Óculos escuros (mesmo à noite), não havia razão para estar no ginásio àquela hora, salvo assistir à partida pela qual, entretanto, demonstrava absoluto desinteresse. A certa altura, num canto do ginásio, alheio ao jogo, começou a cavoucar o nariz de forma repulsiva.

Alertado por Barbosa da abjeta figura, por vez ou outra, no transcorrer do jogo, de dentro da quadra, no momento em que o irmão se distraia a olhar em outra direção, Zabanetta bradava, em alto e bom som:

— Cachorrão!
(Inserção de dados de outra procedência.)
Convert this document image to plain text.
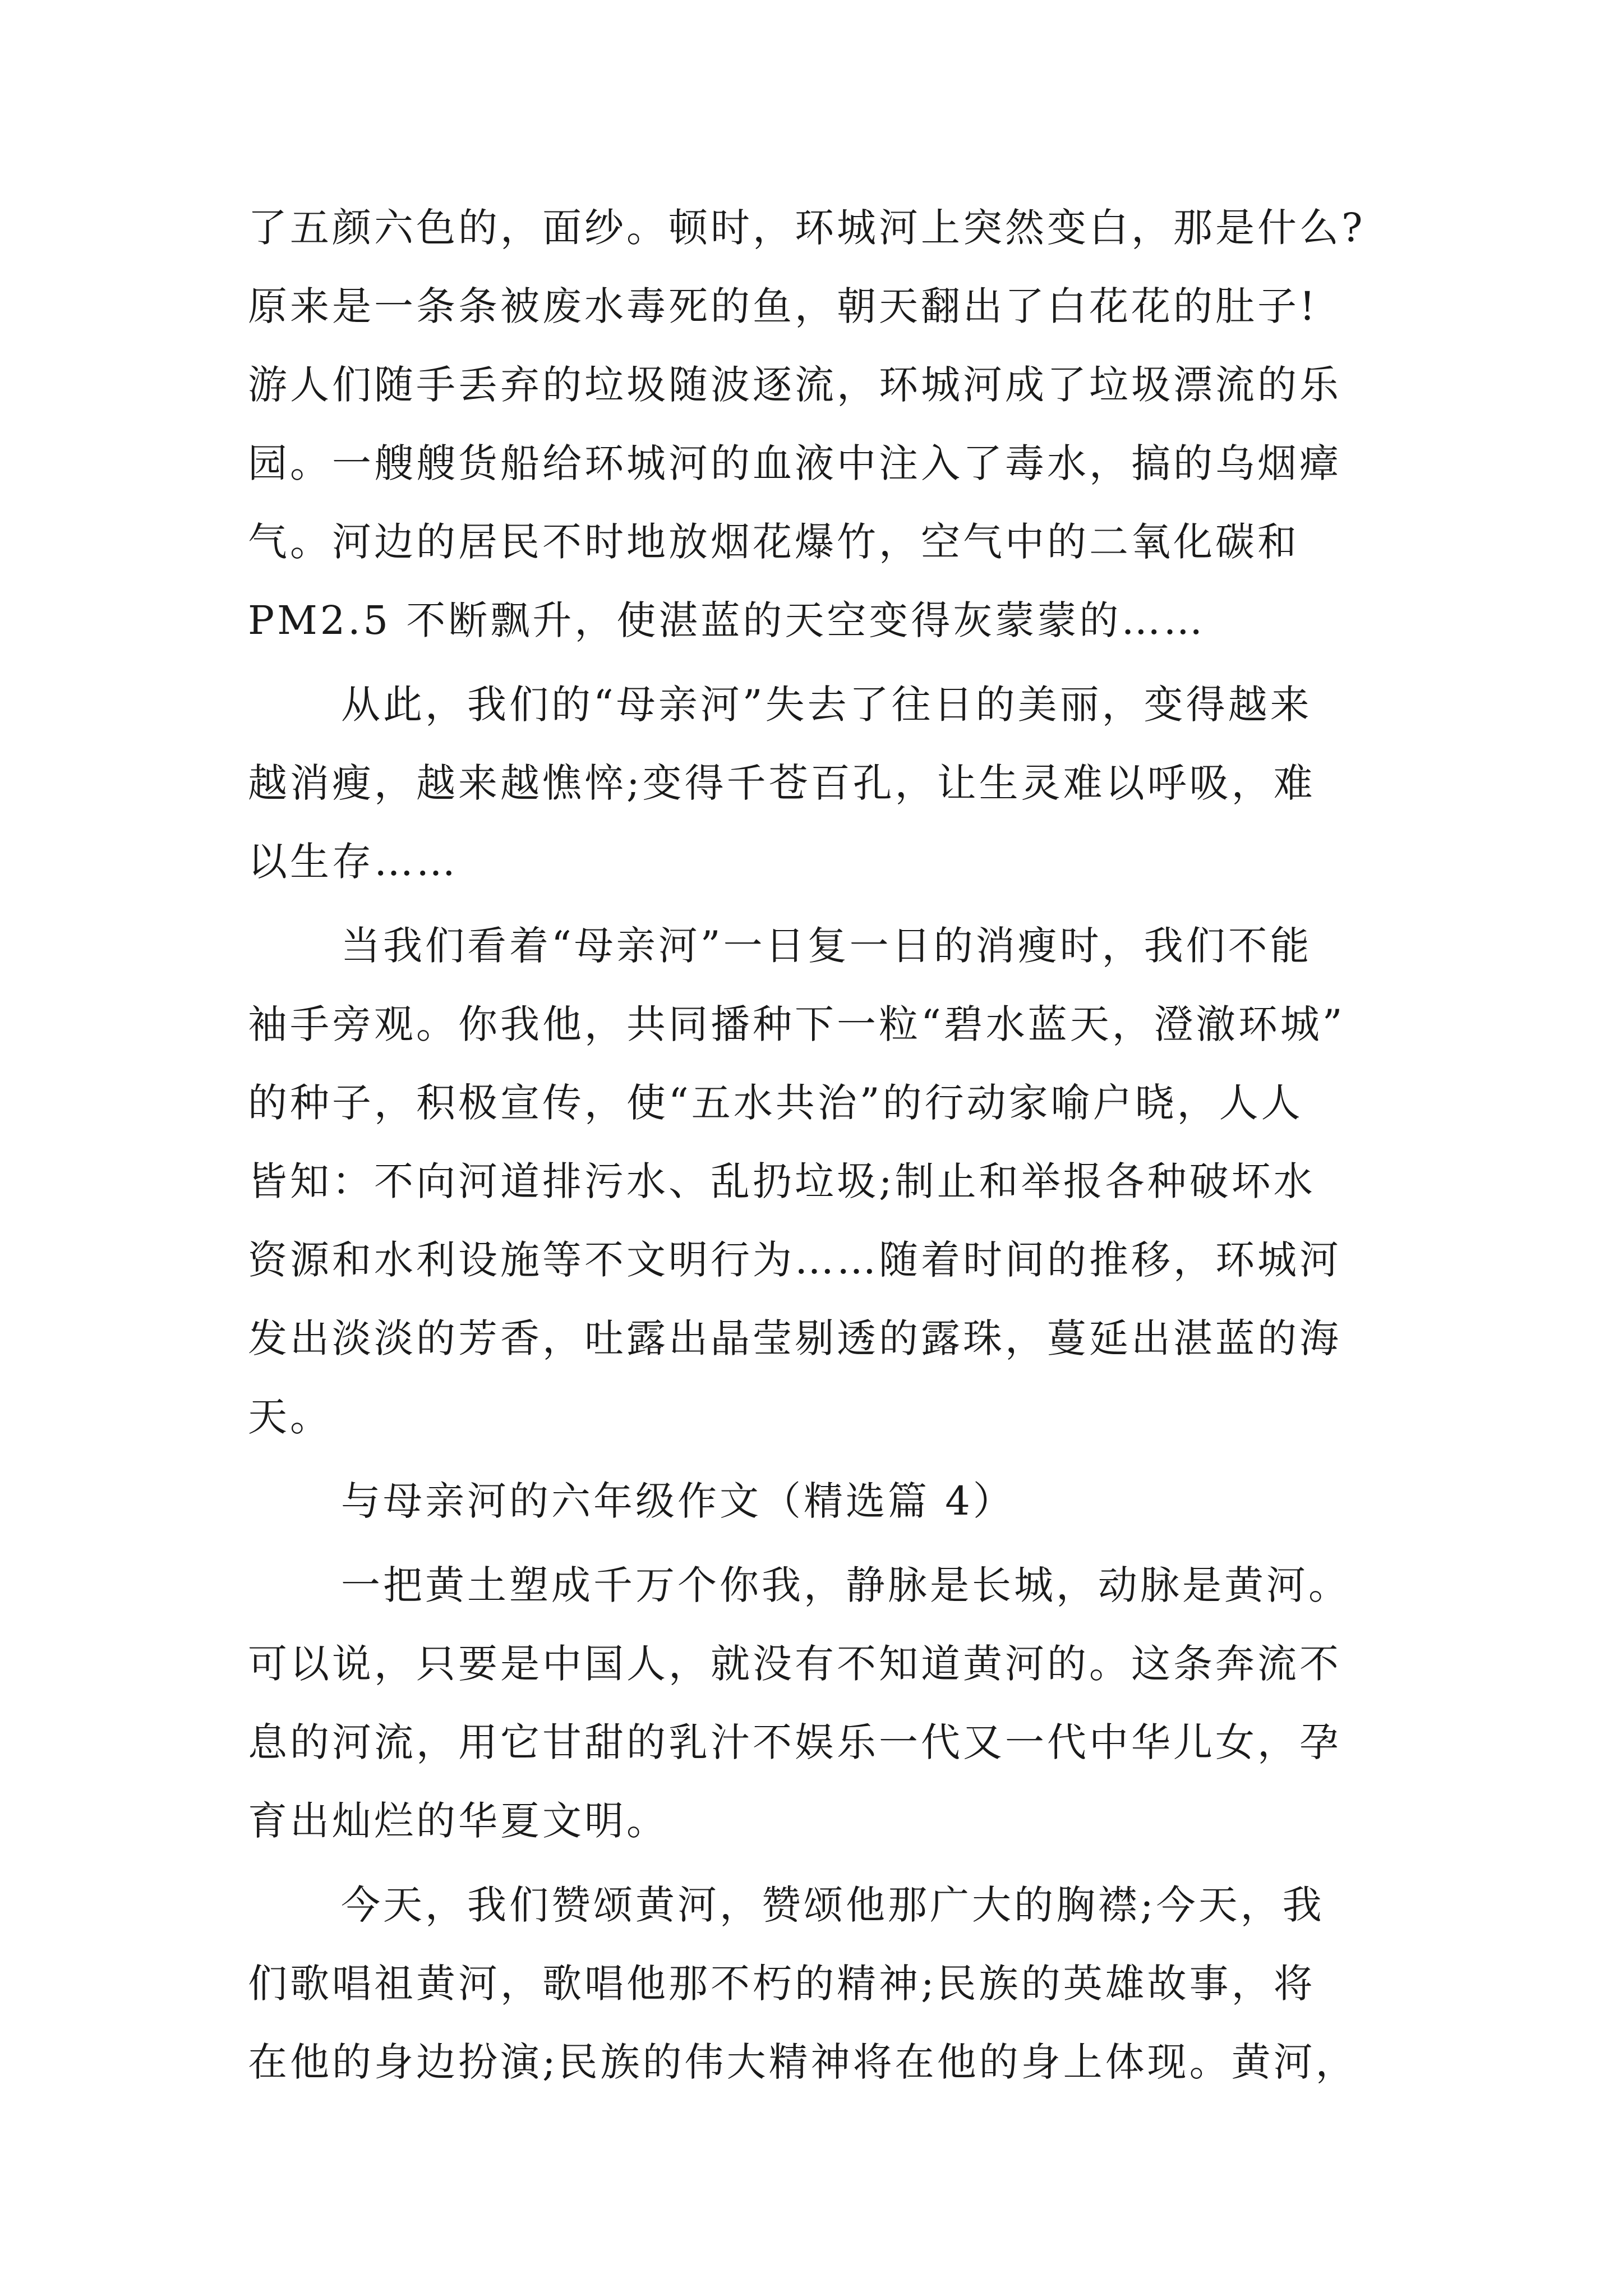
了五颜六色的，面纱。顿时，环城河上突然变白，那是什么?
原来是一条条被废水毒死的鱼，朝天翻出了白花花的肚子!
游人们随手丢弃的垃圾随波逐流，环城河成了垃圾漂流的乐
园。一艘艘货船给环城河的血液中注入了毒水，搞的乌烟瘴
气。河边的居民不时地放烟花爆竹，空气中的二氧化碳和
PM2.5 不断飘升，使湛蓝的天空变得灰蒙蒙的……
从此，我们的“母亲河”失去了往日的美丽，变得越来
越消瘦，越来越憔悴;变得千苍百孔，让生灵难以呼吸，难
以生存……
当我们看着“母亲河”一日复一日的消瘦时，我们不能
袖手旁观。你我他，共同播种下一粒“碧水蓝天，澄澈环城”
的种子，积极宣传，使“五水共治”的行动家喻户晓，人人
皆知：不向河道排污水、乱扔垃圾;制止和举报各种破坏水
资源和水利设施等不文明行为……随着时间的推移，环城河
发出淡淡的芳香，吐露出晶莹剔透的露珠，蔓延出湛蓝的海
天。
与母亲河的六年级作文（精选篇 4）
一把黄土塑成千万个你我，静脉是长城，动脉是黄河。
可以说，只要是中国人，就没有不知道黄河的。这条奔流不
息的河流，用它甘甜的乳汁不娱乐一代又一代中华儿女，孕
育出灿烂的华夏文明。
今天，我们赞颂黄河，赞颂他那广大的胸襟;今天，我
们歌唱祖黄河，歌唱他那不朽的精神;民族的英雄故事，将
在他的身边扮演;民族的伟大精神将在他的身上体现。黄河，
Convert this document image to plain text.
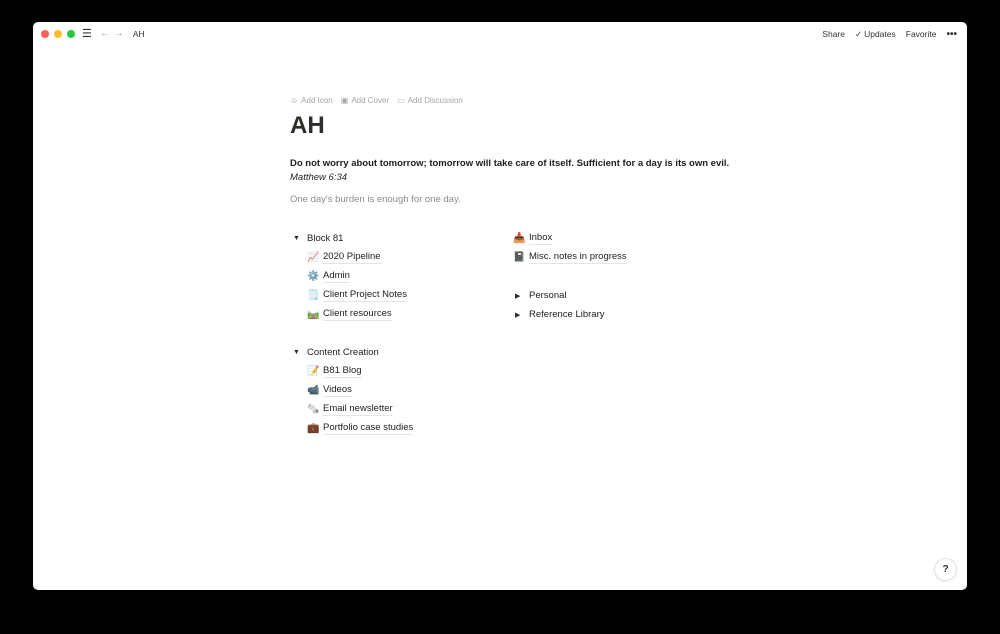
☰ ← → AH	Share ✓ Updates Favorite •••
☺ Add Icon ▣ Add Cover ▭ Add Discussion
AH
Do not worry about tomorrow; tomorrow will take care of itself. Sufficient for a day is its own evil.
Matthew 6:34
One day's burden is enough for one day.
▼ Block 81
📈 2020 Pipeline
⚙️ Admin
🗒️ Client Project Notes
🛤️ Client resources
▼ Content Creation
📝 B81 Blog
📹 Videos
🗞️ Email newsletter
💼 Portfolio case studies
📥 Inbox
📓 Misc. notes in progress
▶ Personal
▶ Reference Library
?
Cachorrão!

O prelado, impassível, parecia nada ouvir.

No final do jogo, o irmão foi ao vestiário. Parando ao lado de Zabanetta, acusando ter escutado os gritos a ofendê-lo, em voz baixa, ao pé do ouvido, com carregado sotaque alemão da colônia, advertiu a Zabanetta:

— O fia da p… que me chamou de Cachoron, non precisa butá os pé aqui dentro do Colégio São Pedro, ouviu?

À advertência nada dissera Zabanetta. Este continuou a trocar o fardamento. Entretanto, na saída, já à porta, Zabanetta virou-se e, com a força pulmonar que podia imprimir, gritou para dentro do Colégio cujo pátio e pavilhões serviram de acústica para ecoar o brado de desforra, sufocado na garganta há meses:

— Cachorrão, filho da p…, verme imundo!… “Dedo duro”!

Nunca mais soube do irmão canino.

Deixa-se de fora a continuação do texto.